Explicit standards for evidence and argument are critical in a competitive system where competing groups have palpable incentives to withhold information, monger stilted information, use irrelevant information, or use any tactic to win.
Different branches of the US government use different epistemic standards.
The US judicial system uses the adversarial system in which each of the parties presents its case to a neutral party (judge or jury). Each side is supposed to furnish evidence in support of its argument, and an ‘impartial’ judge decides on what evidence is better in terms of its applicability and strength.
The adversarial system is a competitive system that relies on the sparring parties to furnish evidence. Like any competitive system, the sparring parties have incentives to withhold information from each other and misrepresent information. The system relies on the ‘other’ party to excavate any such violations, and sometimes on the neutral party. There are some other formal procedures to limit the kind of evidence that can be presented (though some are rooted in alternate theories) and procedures for sharing corroborative evidence. There are also formal procedures as to what kind of arguments can be presented.
The adversarial judicial process inarguably uses the strictest standards of evidence amongst any branch of government.
While the legislative process is largely a ‘competitive’ system, it has no formal epistemic standards limiting the kind of evidence or arguments that can be presented. The strength of the evidence presented, its applicability, etc. are either ‘judged’ by ‘citizens’ (substantially mediated by media) or by members of the other competing party.

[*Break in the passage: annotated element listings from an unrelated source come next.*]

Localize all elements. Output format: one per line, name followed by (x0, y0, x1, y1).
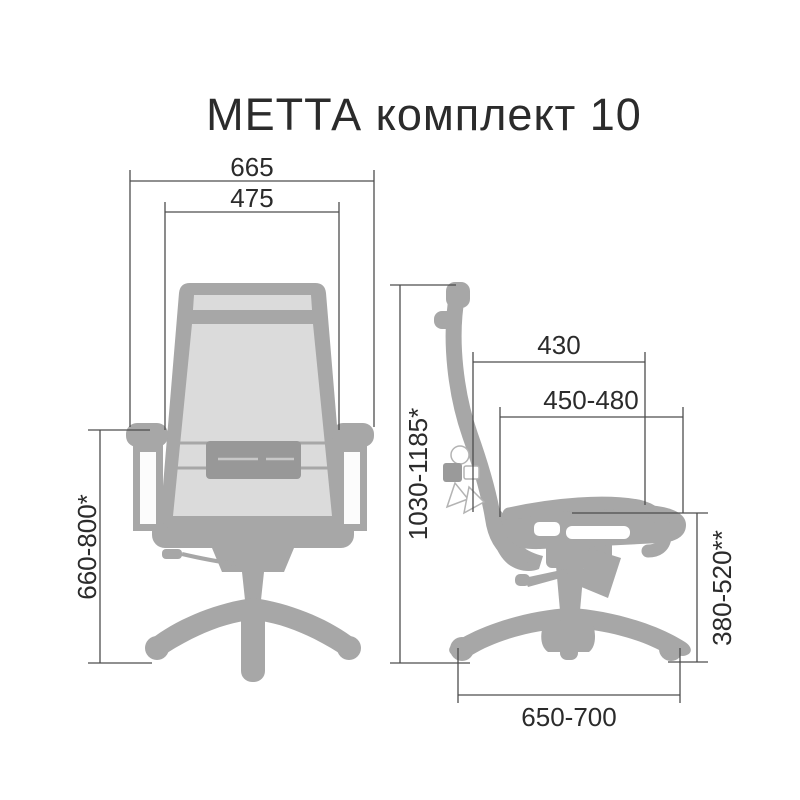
armrest-post-cutout (344, 452, 360, 524)
knob-ring (451, 446, 469, 464)
hanger-hook (434, 311, 462, 329)
page-title: МЕТТА комплект 10 (206, 89, 642, 140)
tilt-mechanism-front (212, 548, 294, 572)
lever-handle (162, 549, 182, 559)
caster-wheel (337, 636, 361, 660)
label-backrest-width: 430 (537, 330, 580, 360)
armrest-pad (332, 423, 374, 447)
label-seat-height: 380-520** (707, 530, 737, 646)
diagram-canvas: МЕТТА комплект 10 (0, 0, 800, 800)
base-leg-center (241, 598, 265, 682)
gas-lift-front (242, 572, 264, 600)
armrest-pad (126, 423, 168, 447)
knob-plate (464, 466, 479, 479)
label-outer-width: 665 (230, 152, 273, 182)
knob-petal (447, 483, 468, 507)
knob-grip (443, 463, 462, 482)
label-base-diameter: 650-700 (521, 702, 616, 732)
right-armrest (332, 423, 374, 531)
left-armrest (126, 423, 168, 531)
label-overall-height: 1030-1185* (403, 408, 433, 541)
lever-handle (515, 574, 530, 586)
five-star-base-front (145, 598, 361, 682)
caster-wheel (145, 636, 169, 660)
label-seat-depth: 450-480 (543, 385, 638, 415)
seat-cutout (566, 526, 630, 539)
armrest-post-cutout (140, 452, 156, 524)
headrest-mesh (193, 295, 312, 310)
caster-wheel (450, 637, 474, 661)
backrest-mesh (173, 324, 332, 516)
front-view-chair (126, 283, 374, 682)
label-armrest-height: 660-800* (72, 494, 102, 600)
product-dimensions-diagram: МЕТТА комплект 10 (0, 0, 800, 800)
backrest-top-cap (446, 282, 470, 308)
label-inner-width: 475 (230, 183, 273, 213)
seat-cutout (534, 522, 560, 536)
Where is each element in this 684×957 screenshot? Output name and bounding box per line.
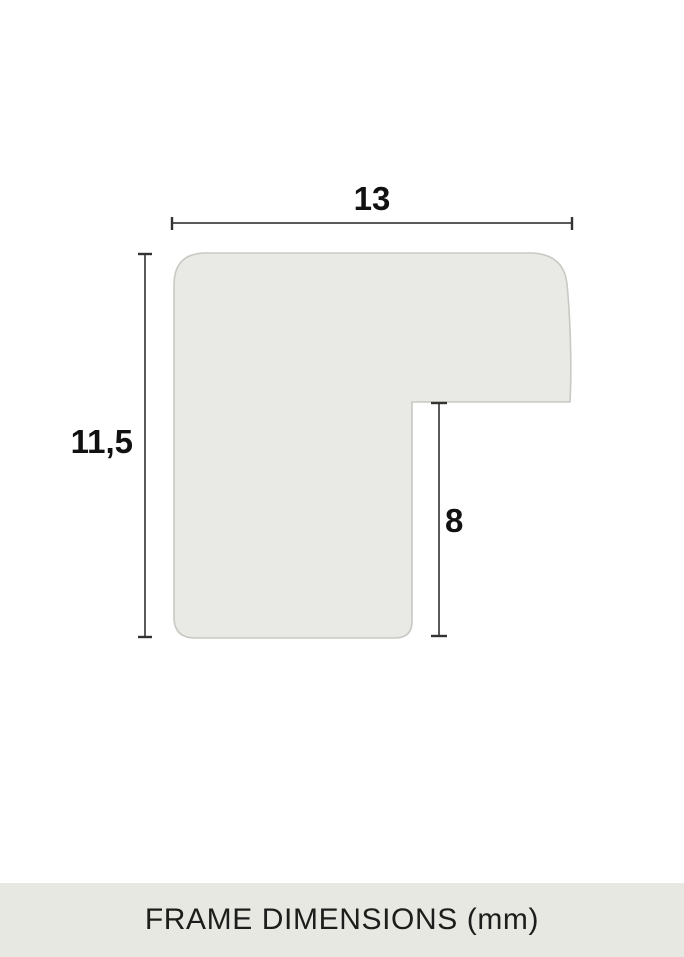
dimension-label-height: 11,5 (36, 425, 133, 459)
caption-text: FRAME DIMENSIONS (mm) (145, 903, 539, 937)
dimension-line-height (138, 254, 152, 637)
frame-profile-shape (174, 253, 571, 638)
profile-drawing: 13 11,5 8 (0, 0, 684, 883)
dimension-label-width: 13 (172, 182, 572, 216)
frame-dimension-diagram: 13 11,5 8 FRAME DIMENSIONS (mm) (0, 0, 684, 957)
caption-bar: FRAME DIMENSIONS (mm) (0, 883, 684, 957)
dimension-line-width (172, 217, 572, 230)
dimension-label-depth: 8 (445, 504, 463, 538)
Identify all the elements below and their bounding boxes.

The problem with legislative branch is not only that it is a competitive system, but that is a corrupt, special interest driven competitive system. The system provides little incentive to the members to judge the evidence impartially with the nation’s best interests in mind.
There are no epistemic standards that hold back the executive branch except for some loose constraints that tie those standards to the marketability of a particular policy decision.
Congress also uses the ‘Inquisitorial system’ when it conducts ‘Congressional Hearings’ to ‘investigate’ a particular issue. Of course, due to partisanship pressures, the inquisitorial system often uncomfortably borders on ‘inquisition’.
One way to correct the problem would be to create governance structures that explicitly involve independent bodies that judge the strength and applicability of evidence presented.